Note: Do not add app-specific terms here. Only grammar-level vocabulary (acronyms, proper nouns) belongs in gram.word. Consumer apps manage their own translation keys outside gram.*.
gram.punct — Punctuation Rules
Language-specific punctuation patterns used by Label() and Progress().
"punct": {
"label": "<string>",
"progress": "<string>"
}
| Field | Required | Description |
|---|---|---|
label |
Required | Suffix for label formatting. English: ":", French: " :". |
progress |
Required | Suffix for progress indicators. Typically "...". |
Example (English):
"punct": { "label": ":", "progress": "..." }
Example (French) — space before colon:
"punct": { "label": " :", "progress": "..." }
gram.signal — Disambiguation Signals
Word lists used by the reversal tokeniser's two-pass disambiguation algorithm. These resolve dual-class words (e.g. "commit" as verb vs noun) based on surrounding context.
"signal": {
"noun_determiner": ["<string>", ...],
"verb_auxiliary": ["<string>", ...],
"verb_infinitive": ["<string>", ...]
}
| Field | Required | Description |
|---|---|---|
noun_determiner |
Recommended | Words that signal a following noun (articles, possessives, quantifiers). |
verb_auxiliary |
Recommended | Words that signal a following verb (modals, auxiliaries, contractions). |
verb_infinitive |
Recommended | Infinitive markers ("to" in English). |
Example (English):
"signal": {
"noun_determiner": ["the", "a", "an", "this", "that", "my", "your", ...],
"verb_auxiliary": ["is", "are", "will", "can", "must", "don't", "can't", ...],
"verb_infinitive": ["to"]
}
Fallback: If a signal list is missing or empty, the tokeniser uses hardcoded English defaults. Each signal list falls back independently — partial locale data is handled gracefully.

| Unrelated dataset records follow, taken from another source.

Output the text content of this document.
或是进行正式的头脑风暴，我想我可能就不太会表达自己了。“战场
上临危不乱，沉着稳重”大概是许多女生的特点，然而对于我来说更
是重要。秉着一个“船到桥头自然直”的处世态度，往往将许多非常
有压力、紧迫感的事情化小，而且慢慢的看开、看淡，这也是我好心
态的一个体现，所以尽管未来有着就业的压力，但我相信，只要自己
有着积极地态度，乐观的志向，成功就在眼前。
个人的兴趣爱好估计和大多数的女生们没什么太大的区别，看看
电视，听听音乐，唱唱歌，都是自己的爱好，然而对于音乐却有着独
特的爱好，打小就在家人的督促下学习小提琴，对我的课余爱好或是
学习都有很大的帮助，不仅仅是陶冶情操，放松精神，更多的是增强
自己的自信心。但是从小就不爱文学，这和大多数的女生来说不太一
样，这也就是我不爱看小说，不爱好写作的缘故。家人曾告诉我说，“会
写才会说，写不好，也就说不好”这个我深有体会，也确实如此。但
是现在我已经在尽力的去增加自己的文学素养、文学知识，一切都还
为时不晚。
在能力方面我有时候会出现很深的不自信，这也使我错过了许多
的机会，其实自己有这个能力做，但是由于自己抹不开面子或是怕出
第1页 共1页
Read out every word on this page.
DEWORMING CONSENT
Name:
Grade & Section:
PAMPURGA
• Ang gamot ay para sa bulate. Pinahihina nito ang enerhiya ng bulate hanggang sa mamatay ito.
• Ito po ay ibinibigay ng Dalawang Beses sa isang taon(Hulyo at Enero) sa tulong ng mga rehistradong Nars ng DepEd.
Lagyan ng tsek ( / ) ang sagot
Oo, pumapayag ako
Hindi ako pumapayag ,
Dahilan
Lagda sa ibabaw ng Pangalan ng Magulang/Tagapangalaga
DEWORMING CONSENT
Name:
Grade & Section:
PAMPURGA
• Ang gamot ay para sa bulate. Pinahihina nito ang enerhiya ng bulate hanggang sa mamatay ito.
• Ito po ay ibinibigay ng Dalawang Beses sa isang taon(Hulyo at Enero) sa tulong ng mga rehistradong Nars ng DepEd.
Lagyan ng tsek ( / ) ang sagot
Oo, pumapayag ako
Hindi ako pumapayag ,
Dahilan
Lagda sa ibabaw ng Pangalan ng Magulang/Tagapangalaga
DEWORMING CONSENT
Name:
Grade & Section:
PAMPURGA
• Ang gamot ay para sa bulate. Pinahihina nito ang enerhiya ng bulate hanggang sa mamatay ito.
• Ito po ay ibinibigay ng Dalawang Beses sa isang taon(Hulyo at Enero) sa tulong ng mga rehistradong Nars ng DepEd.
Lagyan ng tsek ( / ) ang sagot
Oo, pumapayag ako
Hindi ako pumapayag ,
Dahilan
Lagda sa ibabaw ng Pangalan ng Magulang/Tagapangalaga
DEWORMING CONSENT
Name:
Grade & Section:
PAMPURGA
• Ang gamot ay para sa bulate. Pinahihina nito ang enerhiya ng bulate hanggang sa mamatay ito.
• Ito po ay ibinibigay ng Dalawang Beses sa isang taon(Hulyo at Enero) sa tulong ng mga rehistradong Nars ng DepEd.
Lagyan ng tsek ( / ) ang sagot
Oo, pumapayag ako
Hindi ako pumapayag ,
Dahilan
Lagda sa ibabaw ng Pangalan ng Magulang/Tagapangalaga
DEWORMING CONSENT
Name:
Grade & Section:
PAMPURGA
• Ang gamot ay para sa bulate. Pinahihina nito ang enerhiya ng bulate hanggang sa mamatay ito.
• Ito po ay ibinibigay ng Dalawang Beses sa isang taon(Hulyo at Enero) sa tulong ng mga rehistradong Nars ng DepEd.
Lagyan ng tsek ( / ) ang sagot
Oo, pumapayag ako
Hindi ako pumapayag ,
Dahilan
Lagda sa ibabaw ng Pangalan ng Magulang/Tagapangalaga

gram.number — Number Formatting
Locale-specific number formatting rules.
"number": {
"thousands": "<string>",
"decimal": "<string>",
"percent": "<string>"
}
| Field | Required | Description |
|---|---|---|
thousands |
Required | Thousands separator. English: ",", German: ".". |
decimal |
Required | Decimal separator. English: ".", German: ",". |
percent |
Required | Printf format string. Use %s%% for "42%". |
Example (English):
"number": { "thousands": ",", "decimal": ".", "percent": "%s%%" }
Example (German):
"number": { "thousands": ".", "decimal": ",", "percent": "%s %%" }
Adding a New Language
- Create
locales/<lang>.jsonwith the fullgramblock. - All
gram.verbentries needpastandgerundfields at minimum. - All
gram.nounentries needoneandotherfields. Addgenderif the language has grammatical gender. - Set
gram.article— useby_genderfor gendered article systems. - Set
gram.punct— pay attention to spacing conventions (French colon spacing, etc.). - Populate
gram.signallists for the tokeniser. Without these, disambiguation falls back to English defaults. - Add
prompt,time, andlangblocks as needed.
The grammar engine uses a 3-tier lookup for verbs and nouns:
- JSON grammar tables (
gram.verb,gram.noun) — checked first - Go irregular maps (
irregularVerbs,irregularNouns) — English-only fallback - Regular morphology rules — algorithmic, currently English-only
For non-English languages, the JSON tables must be comprehensive since tiers 2 and 3 only cover English.
Dual-Class Words
Words that function as both verbs and nouns (e.g. "commit", "build", "test") must appear in BOTH gram.verb and gram.noun. The tokeniser's disambiguation algorithm resolves which role a word plays based on context signals.
See FINDINGS.md "Dual-Class Word Disambiguation" for the algorithm details.
Validation
There is no explicit schema validation. The loader uses safe type assertions and silently skips malformed entries. To verify a new locale file:
go test -v -run "TestGrammarData" ./...
The grammar tests check that loaded data has expected field counts and known values.